Wednesday, October 31, 2007

Coverage of the hearing on SKB's request to enjoin implementation of USPTO rules

John White, Director of the PLI Patent Bar Review Course, will be in attendance on October 31, 2007 at ED Va for the GlaxoSmithKline preliminary injunction hearing. Mr. White will call Gene Quinn with updates throughout the day regarding how the hearing is going, providing his insights and impressions. Quinn will then immediately post the reports, thereby providing near real time reports published on the Patent Practice Center blog. The hearing starts at 10:00 am on Wednesday, October 31, 2007.

Patently-O has the text:

There is a good possibility that late on Halloween night, the CAFC will receive an emergency motion for a preliminary injunction or temporary restraining order. How does this work:

Further, within the Patently-O post, Dennis Crouch says:

Although the PTO used Judge Moore and Mark Lemley's article as academic firepower.
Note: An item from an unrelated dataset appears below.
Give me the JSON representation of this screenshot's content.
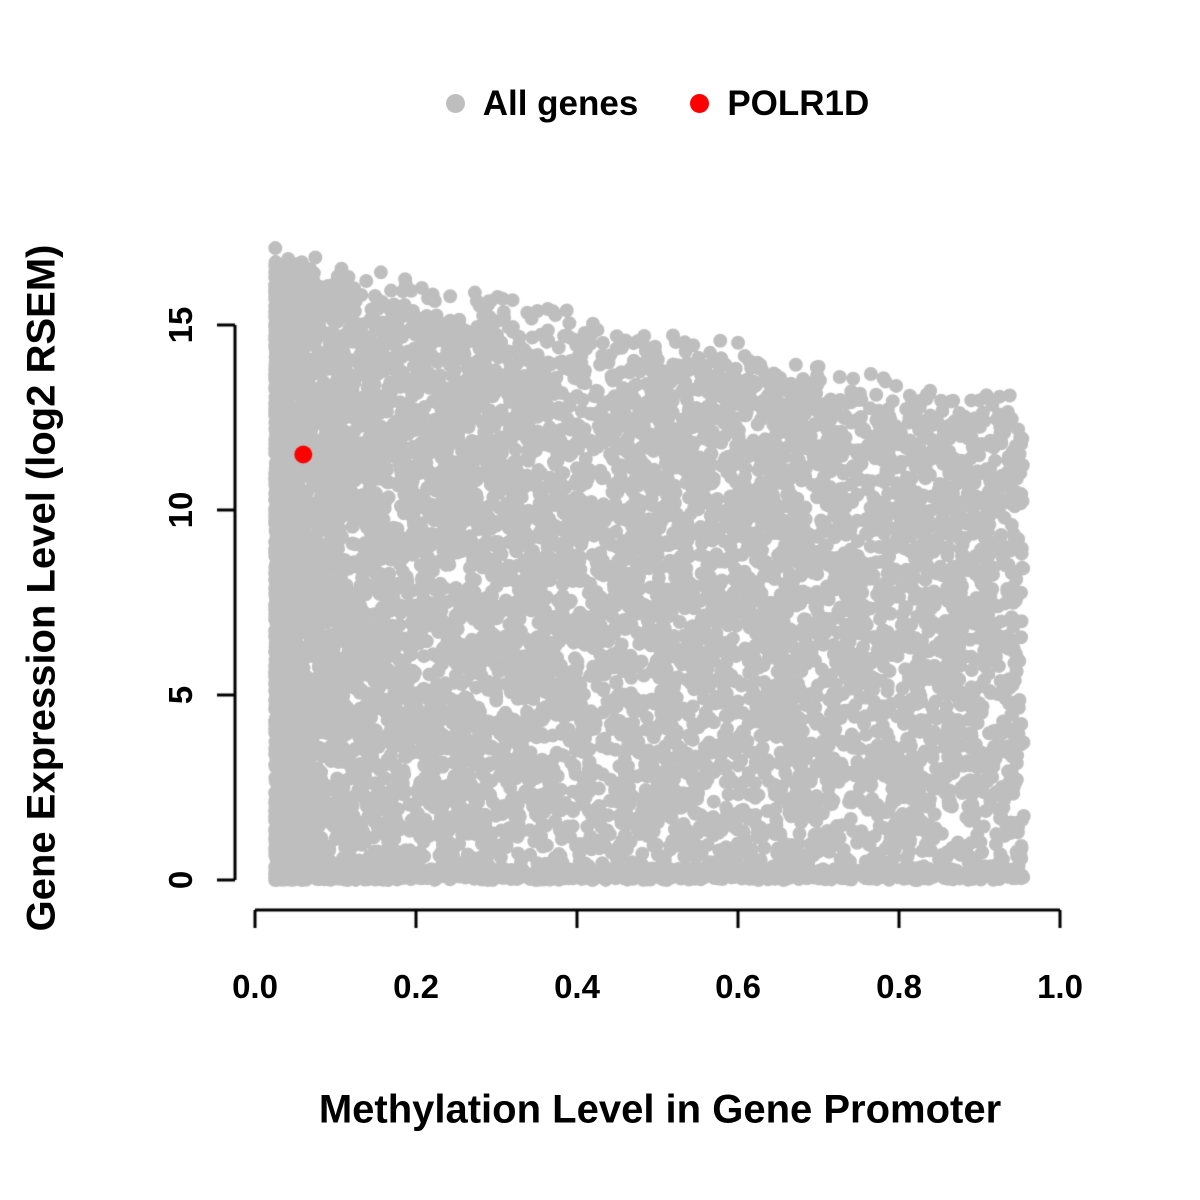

This rule change is certainly not a "result" of their article.

This is one point in time where the plaintiff would wish for a former district court judge sitting on the bench.


As Bill Clinton might say, it depends on what you mean by "result." Some of these issues were covered in LBE's first comment to the USPTO. Note therein that the USPTO did not even correctly refer to the relevant page in the Lemley/Moore article, which article is "Ending Abuse...", 84 BULR 64 (2004). The comment ended: "The USPTO's reliance on a law review with known, uncorrected, factual errors might be questioned."

Although "Ending Abuse..." might not have been the only reason for the rule change, it was definitely a significant factor. Sadly, "Ending Abuse..." not only contained factual errors but also arguments which were no longer relevant in the year 2004.

Additionally, the comment to which Crouch responded:

how interesting that Judge Moore may have to hear arguments about the new rules that were a result of her article bashing RCEs!

fails to understand that the 2004 Lemley/Moore article barely touched RCEs, for which no data was presented in the 2004 article. When data on RCEs later became available, it became apparent that Lemley and Moore had misunderstood the primary reason people file "continuing" applications.

In passing, LBE tried to post comments on Patently-O but got into a cycle of verification code being repeated. The post finally took:

Of the posts by Crouch, Noonan, etc. concerning the law review article by Professor Lemley and (now) Judge Moore which appeared in volume 84 the Boston University Law Review [BULR; "Ending Abuse of Patent Continuations"], please note

#1. The 2004 law review article in BULR barely touched on RCEs. There is no significant data on RCEs presented in the article.

#2. When data on RCEs later came out, it became apparent that many of the Lemley/Moore conjectures about continuing applications were simply wrong.

#3. There were significant factual errors in the BULR article.

#4. Professor Lemley is not a registered patent attorney. In a later article in the Stanford Law Review on nanotechnology, Professor Lemley credited Gary Boone as being the inventor of the integrated circuit, and did not mention Noyce or Kilby.

#5. In the text in the Federal Register, the USPTO did not even cite the relevant page of the BULR article.

Refer to the April 2006 comment on the proposed rules at
http://www.uspto.gov/web/offices/pac/dapp/opla/comments/fpp_continua

2 Comments:

Blogger David Woycechowsky said...

I kind of like the new rules.

I think they will spur patent prosecutors to clearly separate conceptually separable features at an earlier stage, and I think that is useful (long run) for the patentee.

I think they will focus thinking about obvious versus non-obvious permutations of prior art elements at an earlier phase. Now that the standard of non-obviousness is "common sense" that highly subjective threshold should be self-imposed by applicants, and I think the 5/25 rule encourages that to a reasonable degree.

I also think the new rules will cause inventorship to be credited more honestly, even though the rules theoretically create incentives to credit inventorship less forthrightly in certain cases.

I also think the new rules work to the economic disadvantage of large applicants, but not so much to the disadvantage of small applicants.* For example, if an inventor has less than 5/25 total claims to her name, then the 5/25 rule will not impact her. I guess whether this is a good or bad thing depends on whether one's clients are small or large.

Will be interesting to see what happens in the hearing. Will be a lot easier for me, personally, if they just go back to the old way. So, that would be okay with me, too, of course.

My pet peeve with the new rules: You should be able to initially file as many claims as you want, so long as your restriction request, if granted, would put the resulting applications in compliance with the 5/25 rule. These battles over restrictions should be had with a single examiner and under a single application number, rather than be hashed with with x different examiners in y(<=x) different cases.

FOOTNOTE

* by way of contrast, some of the "compulsory license" stuff coming out of the courts these days is terrible for the small applicant (perjoratively aka the "troll").

5:56 AM  
Blogger David Woycechowsky said...

and my BlackBerry is buzzing off the hook as the new rules are enjoined.